Since I was only ever going to declare one SerialPort
I figured I would make my class a child of SerialPort
, but now I get warnings that I can't seem to fix.
public class AsyncSerial : SerialPort
{
//Constructor and other methods
public new void Dispose()
{
Dispose(true);
GC.SuppressFinalize(this);
}
protected new virtual void Dispose(bool disposing)
{
if(disposing)
{
this.Close();
this.Dispose();
}
}
}
Code warnings said the dispose methods should be new
as they hide members, which I did, but I also get:
"Warning CA1063 Ensure that 'AsyncSerial.Dispose()' is declared as public and sealed"
Making it sealed means it has to be marked override
(or I get compiler errors), making it override means it can be new, so I end up with:
Error CS0506 'AsyncSerial.Dispose()': cannot override inherited member 'Component.Dispose()' because it is not marked virtual, abstract, or override
I don't know the 'correct' way to implement disposing on a class with IDisposable
in the parent class.
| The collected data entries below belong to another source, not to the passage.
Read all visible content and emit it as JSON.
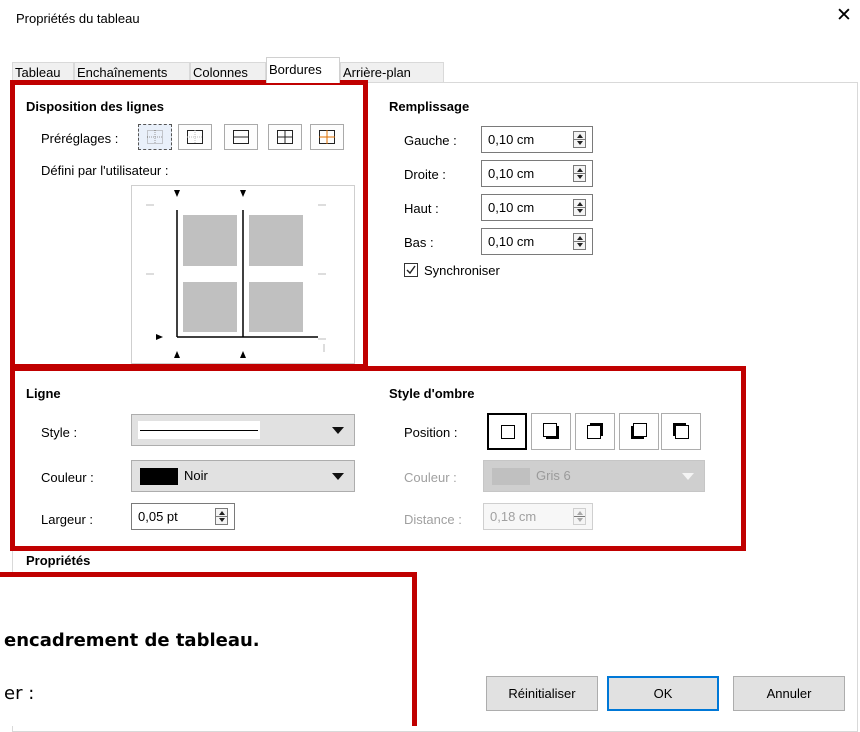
{
  "window": {
    "title": "Propriétés du tableau"
  },
  "tabs": [
    "Tableau",
    "Enchaînements",
    "Colonnes",
    "Bordures",
    "Arrière-plan"
  ],
  "active_tab": "Bordures",
  "line_arrangement": {
    "title": "Disposition des lignes",
    "presets_label": "Préréglages :",
    "user_defined_label": "Défini par l'utilisateur :"
  },
  "padding": {
    "title": "Remplissage",
    "left": {
      "label": "Gauche :",
      "value": "0,10 cm"
    },
    "right": {
      "label": "Droite :",
      "value": "0,10 cm"
    },
    "top": {
      "label": "Haut :",
      "value": "0,10 cm"
    },
    "bottom": {
      "label": "Bas :",
      "value": "0,10 cm"
    },
    "sync_label": "Synchroniser",
    "sync_checked": true
  },
  "line": {
    "title": "Ligne",
    "style_label": "Style :",
    "color_label": "Couleur :",
    "color_value": "Noir",
    "color_swatch": "#000000",
    "width_label": "Largeur :",
    "width_value": "0,05 pt"
  },
  "shadow": {
    "title": "Style d'ombre",
    "position_label": "Position :",
    "color_label": "Couleur :",
    "color_value": "Gris 6",
    "color_swatch": "#c0c0c0",
    "distance_label": "Distance :",
    "distance_value": "0,18 cm"
  },
  "properties": {
    "title": "Propriétés"
  },
  "overlay": {
    "line1": "encadrement de tableau.",
    "line2": "er :",
    "border_color": "#c00000"
  },
  "buttons": {
    "reset": "Réinitialiser",
    "ok": "OK",
    "cancel": "Annuler"
  }
}
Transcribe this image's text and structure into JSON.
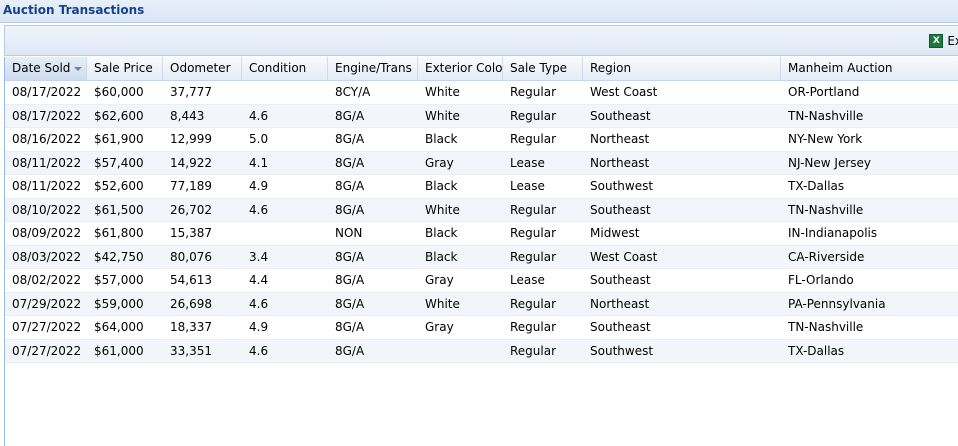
{
  "panel": {
    "title": "Auction Transactions"
  },
  "toolbar": {
    "export_label": "Ex",
    "export_icon": "excel-icon"
  },
  "grid": {
    "sorted_column": "Date Sold",
    "sort_direction": "descending",
    "columns": [
      "Date Sold",
      "Sale Price",
      "Odometer",
      "Condition",
      "Engine/Trans",
      "Exterior Color",
      "Sale Type",
      "Region",
      "Manheim Auction"
    ],
    "rows": [
      [
        "08/17/2022",
        "$60,000",
        "37,777",
        "",
        "8CY/A",
        "White",
        "Regular",
        "West Coast",
        "OR-Portland"
      ],
      [
        "08/17/2022",
        "$62,600",
        "8,443",
        "4.6",
        "8G/A",
        "White",
        "Regular",
        "Southeast",
        "TN-Nashville"
      ],
      [
        "08/16/2022",
        "$61,900",
        "12,999",
        "5.0",
        "8G/A",
        "Black",
        "Regular",
        "Northeast",
        "NY-New York"
      ],
      [
        "08/11/2022",
        "$57,400",
        "14,922",
        "4.1",
        "8G/A",
        "Gray",
        "Lease",
        "Northeast",
        "NJ-New Jersey"
      ],
      [
        "08/11/2022",
        "$52,600",
        "77,189",
        "4.9",
        "8G/A",
        "Black",
        "Lease",
        "Southwest",
        "TX-Dallas"
      ],
      [
        "08/10/2022",
        "$61,500",
        "26,702",
        "4.6",
        "8G/A",
        "White",
        "Regular",
        "Southeast",
        "TN-Nashville"
      ],
      [
        "08/09/2022",
        "$61,800",
        "15,387",
        "",
        "NON",
        "Black",
        "Regular",
        "Midwest",
        "IN-Indianapolis"
      ],
      [
        "08/03/2022",
        "$42,750",
        "80,076",
        "3.4",
        "8G/A",
        "Black",
        "Regular",
        "West Coast",
        "CA-Riverside"
      ],
      [
        "08/02/2022",
        "$57,000",
        "54,613",
        "4.4",
        "8G/A",
        "Gray",
        "Lease",
        "Southeast",
        "FL-Orlando"
      ],
      [
        "07/29/2022",
        "$59,000",
        "26,698",
        "4.6",
        "8G/A",
        "White",
        "Regular",
        "Northeast",
        "PA-Pennsylvania"
      ],
      [
        "07/27/2022",
        "$64,000",
        "18,337",
        "4.9",
        "8G/A",
        "Gray",
        "Regular",
        "Southeast",
        "TN-Nashville"
      ],
      [
        "07/27/2022",
        "$61,000",
        "33,351",
        "4.6",
        "8G/A",
        "",
        "Regular",
        "Southwest",
        "TX-Dallas"
      ]
    ]
  },
  "colors": {
    "title_text": "#15428b",
    "header_border": "#99bbe8",
    "row_alt": "#f2f6fb",
    "sort_arrow": "#5b86c4"
  }
}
Every example I find only fits having IDisposable
as a base, but making my class
public class AsyncSerial : SerialPort, IDisposable
{
//code
}
gives me a code analysis warning because SerialPort
already implements IDisposable
.
Should I just suppress the warning about Ensuring that 'AsyncSerial.Dispose()' is declared as public and sealed, or is there a correct way to do this which doesn't give code analysis warning.
Your subclass should override Dispose(bool disposing)
if anything - that's the whole point of having that method at all, really.
However, I suspect that the base class will make the right calls anyway, so you shouldn't need to do anything, unless you have extra resources to release which aren't released in Close()
. If that's the case, do that in Dispose(bool disposing)
:
protected override void Dispose(bool disposing)
{
// Allow the base class to release resources
base.Dispose(disposing);
// Release any extra resources here
}
Note that your current implementation will lead to a StackOverflowException as your two Dispose
overloads call each other.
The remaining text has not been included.